The Value Behind Our Greatest Mistakes

Mistakes are a horrible thing, aren’t they? They cause us to doubt ourselves and our capabilities, and in one way or another they poison the very foundations of our self-esteem. You almost have to freeze time to really ask yourself, what the hell are you beating yourself up for?

There are the mistakes where we give our all to something, yet our efforts aren’t enough, and there are the mistakes where certain paths are simply not meant to be. Both of them are discouraging, but rather then have then kick your stability into the ground see them for what they are: learning experiences.

The mistakes we can’t control

Some mistakes are simply beyond our control. No matter what efforts we make, certain things are simply not meant to be. It sucks, it’s unfair, but hey, that’s life and its precious violin playing.

There is a saying from one of my favorite songs that says:

You can’t regret what you don’t decide. 

What you don’t have sole control over that can be changed from things outside of your control, you can only house so much regret about it. When you can honestly say to yourself that you did everything in your power to make something succeed, from there all you can do is accept the fact that you didn’t have the power to make it work. This is commonly affiliated with:

work, relationships, challenging projects and deadlines, and just about anything that is hobby/recreationally related.

There can be an incredible stem of relief when one takes the time to truly recognize what they really have power over. Its helps divide the amount of blame one can place on things simply not working out, versus not working out because they didn’t care enough.

The mistakes we can control

The fact is, mistakes are something that exist, like it or not. We are all prone to mistakes, it is human nature. The way things are handled after a mistake says a lot about a person and their values.

When someone makes a mistake and takes the time to truly look it over and consider what went wrong, and what they could have done better, there is truly no better tool for learning. We learn the most from our mistakes, after all, how much is three to learn if things are going exactly as intended?

When mistakes are made and dismissed as though they were freak-accidents, that is when you have someone that lets the emotional turmoil of mistakes build and evolve. This is the person you seem committed to a looney bin because they let all the regret and failures build inside until it hits a breaking point, then it’s off to the twinkie farm.

Either way, the point here is ownership, the ability to not only recognize a mistake, but to own it and analyze it.

The concept of pride

Pride is the ultimate fuel to a mistake, we all want to feel like we did all we could to help something succeed, the fact is sometimes we fall short. Sometimes emotions get the best of us and we shut down. We don’t want to admit it, we don’t want to feel it,  but it is the truth, like it or not.

Owning the fact that we screwed up is tough, but it’s human nature. 

Another perspective of pride is the pride involved with a corporation or business of sorts. Businesses structure their foundations so that pride can be kept on a short leash, think about it:

On a business level pride is essentially shunned, bandwagons are encouraged, and its carefully laid out as a structure of players and pawns. The key leaders have a lot of responsibilities and ultimately answer to the higher levels of command for any failure that should arise, meanwhile the pawns of the business are places around specific routines, keeping responsibility limited, and the opportunity for too much pride to get involved at a bare minimum.
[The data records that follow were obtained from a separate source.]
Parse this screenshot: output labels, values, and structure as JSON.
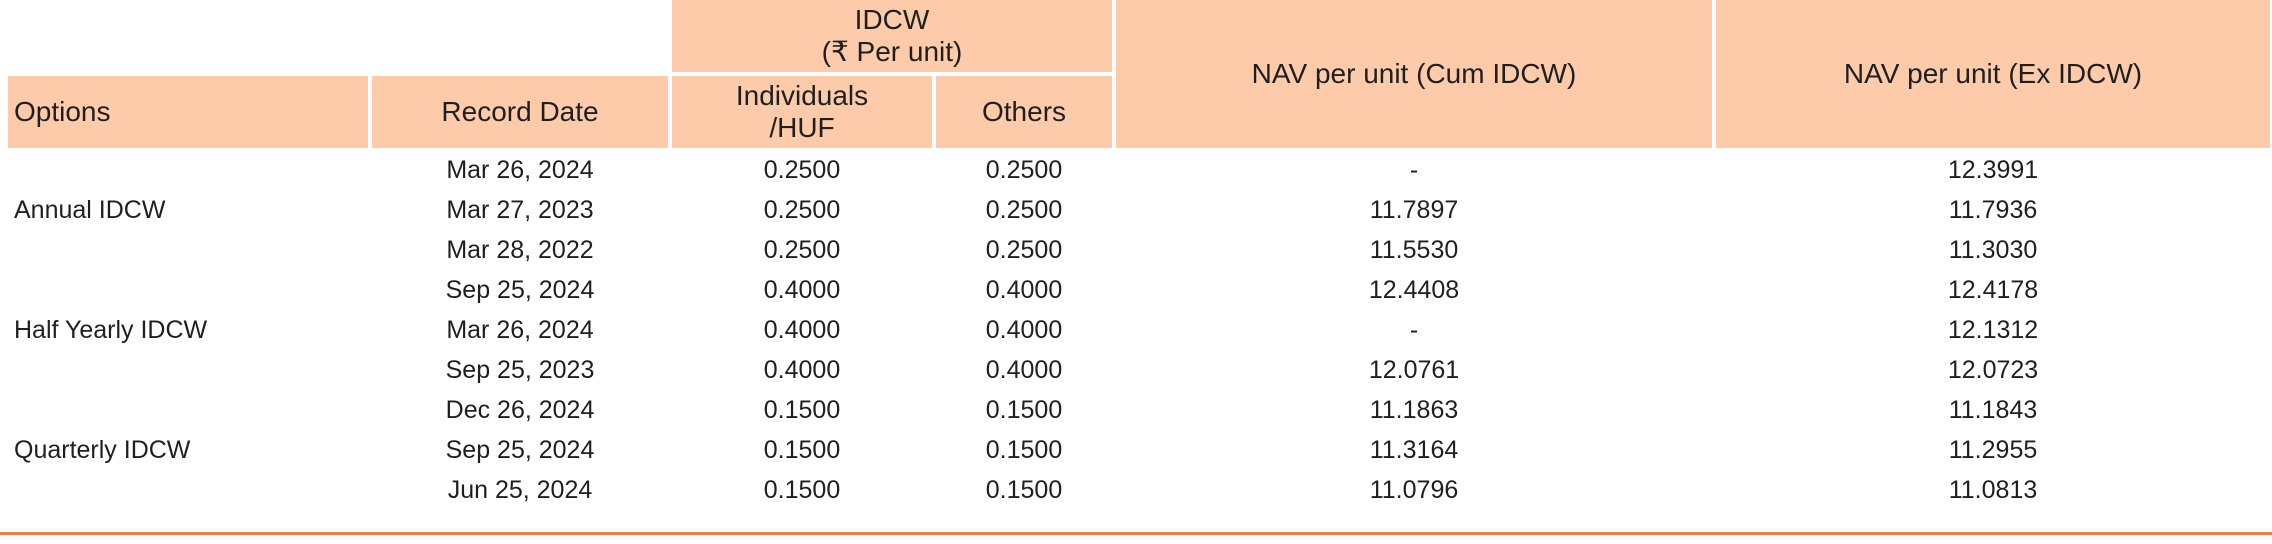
{
  "colors": {
    "header_bg": "#fdcbaa",
    "bottom_rule": "#ef7a45"
  },
  "header": {
    "idcw_group_line1": "IDCW",
    "idcw_group_line2": "(₹ Per unit)",
    "options": "Options",
    "record_date": "Record Date",
    "individuals_line1": "Individuals",
    "individuals_line2": "/HUF",
    "others": "Others",
    "nav_cum": "NAV per unit (Cum IDCW)",
    "nav_ex": "NAV per unit (Ex IDCW)"
  },
  "groups": [
    {
      "option": "Annual IDCW",
      "rows": [
        {
          "record_date": "Mar 26, 2024",
          "individuals": "0.2500",
          "others": "0.2500",
          "nav_cum": "-",
          "nav_ex": "12.3991"
        },
        {
          "record_date": "Mar 27, 2023",
          "individuals": "0.2500",
          "others": "0.2500",
          "nav_cum": "11.7897",
          "nav_ex": "11.7936"
        },
        {
          "record_date": "Mar 28, 2022",
          "individuals": "0.2500",
          "others": "0.2500",
          "nav_cum": "11.5530",
          "nav_ex": "11.3030"
        }
      ]
    },
    {
      "option": "Half Yearly IDCW",
      "rows": [
        {
          "record_date": "Sep 25, 2024",
          "individuals": "0.4000",
          "others": "0.4000",
          "nav_cum": "12.4408",
          "nav_ex": "12.4178"
        },
        {
          "record_date": "Mar 26, 2024",
          "individuals": "0.4000",
          "others": "0.4000",
          "nav_cum": "-",
          "nav_ex": "12.1312"
        },
        {
          "record_date": "Sep 25, 2023",
          "individuals": "0.4000",
          "others": "0.4000",
          "nav_cum": "12.0761",
          "nav_ex": "12.0723"
        }
      ]
    },
    {
      "option": "Quarterly IDCW",
      "rows": [
        {
          "record_date": "Dec 26, 2024",
          "individuals": "0.1500",
          "others": "0.1500",
          "nav_cum": "11.1863",
          "nav_ex": "11.1843"
        },
        {
          "record_date": "Sep 25, 2024",
          "individuals": "0.1500",
          "others": "0.1500",
          "nav_cum": "11.3164",
          "nav_ex": "11.2955"
        },
        {
          "record_date": "Jun 25, 2024",
          "individuals": "0.1500",
          "others": "0.1500",
          "nav_cum": "11.0796",
          "nav_ex": "11.0813"
        }
      ]
    }
  ]
}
Sure, there is plenty of room to feel good about doing the job well, but in the same circumstance there are enough restrictive boundaries in place to prevent employees from letting pride get the best of them. There is no telling how far one will go to hear “Great job”, after all.

Expectations are dangerous

We have all encountered that feeling of wanting something  so bad that we would do anything for it, and that right there is the step from normal to insane. Expectations are dangerous, the moment that you take something that you would “like” to achieve and relabel it a “need” it’s almost instantaneous the amount of stress that picks up with it.

Expectations are dangerous.

Setting ideals that you would like to achieve is a great way to arrange goals and give yourself something to work for, just understand the great difference between wanting something, and feeling like it has to happen. The amount of needs one truly has inside of a life-time is far less colorful then it is painted out to be on a daily basis.

Needs and mistakes ultimately play off one another, they grant the largest opportunity for one to learn about life and re-evaluate the structures they have build that define their values and cares. There is so much one can learn about themselves when it is viewed from the appropriate angle.

Take the time to use mistakes as learning foundations, take the time to truly consider what your needs are, what your hopes are, and find the happy balance in-between that lets you live with a clear conscience.

Life isn’t about everything that we need, it’s about recognizing the values that matter most, learning from our greatest mistakes, and knowing at heart that we are living in a way we can be proud of.